Oil prices reached their highest level in over a year as crude stocks at a major storage hub in Cushing, Oklahoma fell to their lowest levels since July 2022. The U.S. Energy Information Administration (EIA) reported that inventories at Cushing fell to 22 million barrels, close to the operational minimum. The decline in inventories poses a challenge for getting crude oil out into the market. Bart Melek, Managing Director of TD Securities, predicts that oil prices will remain at high levels for the rest of the year, with a potential upside risk if OPEC+ continues to limit supplies.
The global oil markets are facing a “pretty robust deficit,” according to Melek, who attributes this to the production cuts implemented by OPEC and its allies. Saudi Arabia, the leading member of OPEC, extended its voluntary crude oil production cut of 1 million barrels per day until the end of the year. This extension brings Saudi Arabia’s crude output to around 9 million barrels per day. Additionally, Russia has pledged to extend its 300,000 barrels per day export reduction until the end of December. Melek also highlights the upcoming decline in refinery throughputs as refinery maintenance season approaches, further impacting supply.

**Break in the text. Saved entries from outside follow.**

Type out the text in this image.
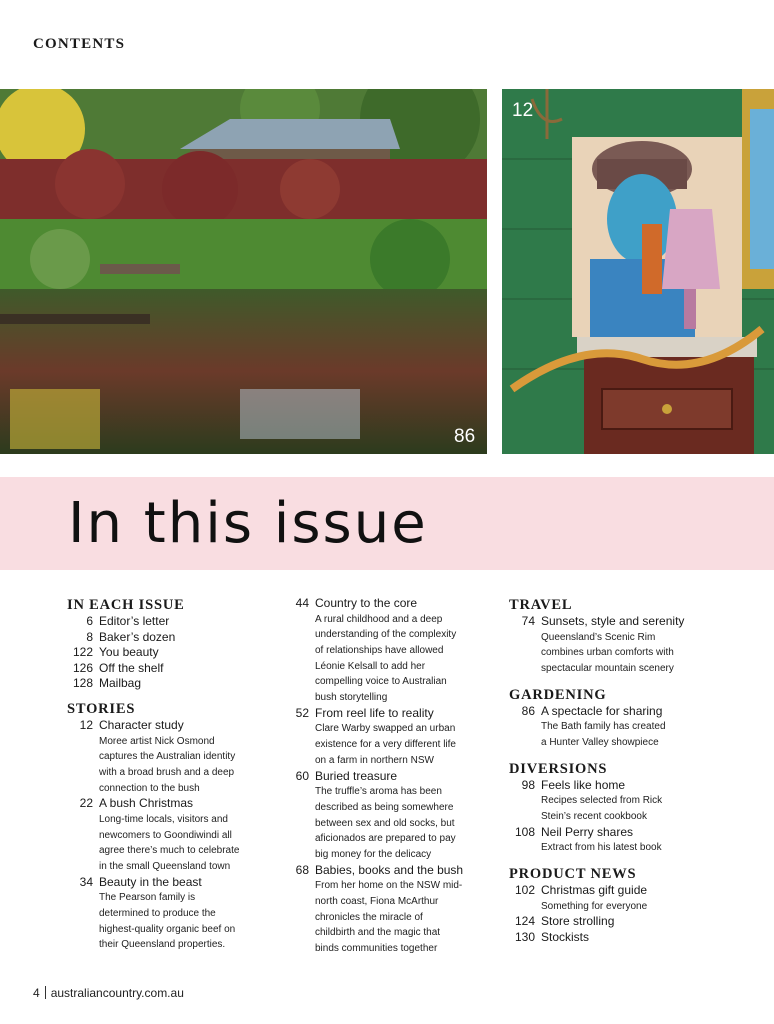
CONTENTS
86
12
In this issue
IN EACH ISSUE
6 Editor’s letter
8 Baker’s dozen
122 You beauty
126 Off the shelf
128 Mailbag
STORIES
12 Character study
Moree artist Nick Osmond
captures the Australian identity
with a broad brush and a deep
connection to the bush
22 A bush Christmas
Long-time locals, visitors and
newcomers to Goondiwindi all
agree there’s much to celebrate
in the small Queensland town
34 Beauty in the beast
The Pearson family is
determined to produce the
highest-quality organic beef on
their Queensland properties.
44 Country to the core
A rural childhood and a deep
understanding of the complexity
of relationships have allowed
Léonie Kelsall to add her
compelling voice to Australian
bush storytelling
52 From reel life to reality
Clare Warby swapped an urban
existence for a very different life
on a farm in northern NSW
60 Buried treasure
The truffle’s aroma has been
described as being somewhere
between sex and old socks, but
aficionados are prepared to pay
big money for the delicacy
68 Babies, books and the bush
From her home on the NSW mid-
north coast, Fiona McArthur
chronicles the miracle of
childbirth and the magic that
binds communities together
TRAVEL
74 Sunsets, style and serenity
Queensland’s Scenic Rim
combines urban comforts with
spectacular mountain scenery
GARDENING
86 A spectacle for sharing
The Bath family has created
a Hunter Valley showpiece
DIVERSIONS
98 Feels like home
Recipes selected from Rick
Stein’s recent cookbook
108 Neil Perry shares
Extract from his latest book
PRODUCT NEWS
102 Christmas gift guide
Something for everyone
124 Store strolling
130 Stockists
4 australiancountry.com.au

While prices are expected to remain high for some time, Melek believes this rally may not be permanent. He suggests that OPEC may signal towards the end of the year that they are done with strong measures to limit supply, as excessively high prices could result in long-term demand destruction. Forecasts for $100 per barrel oil have also emerged, with Goldman Sachs recently raising its 12-month Brent forecast from $93 per barrel to $100, citing modestly sharper inventory draws and strong demand growth from the Asia region.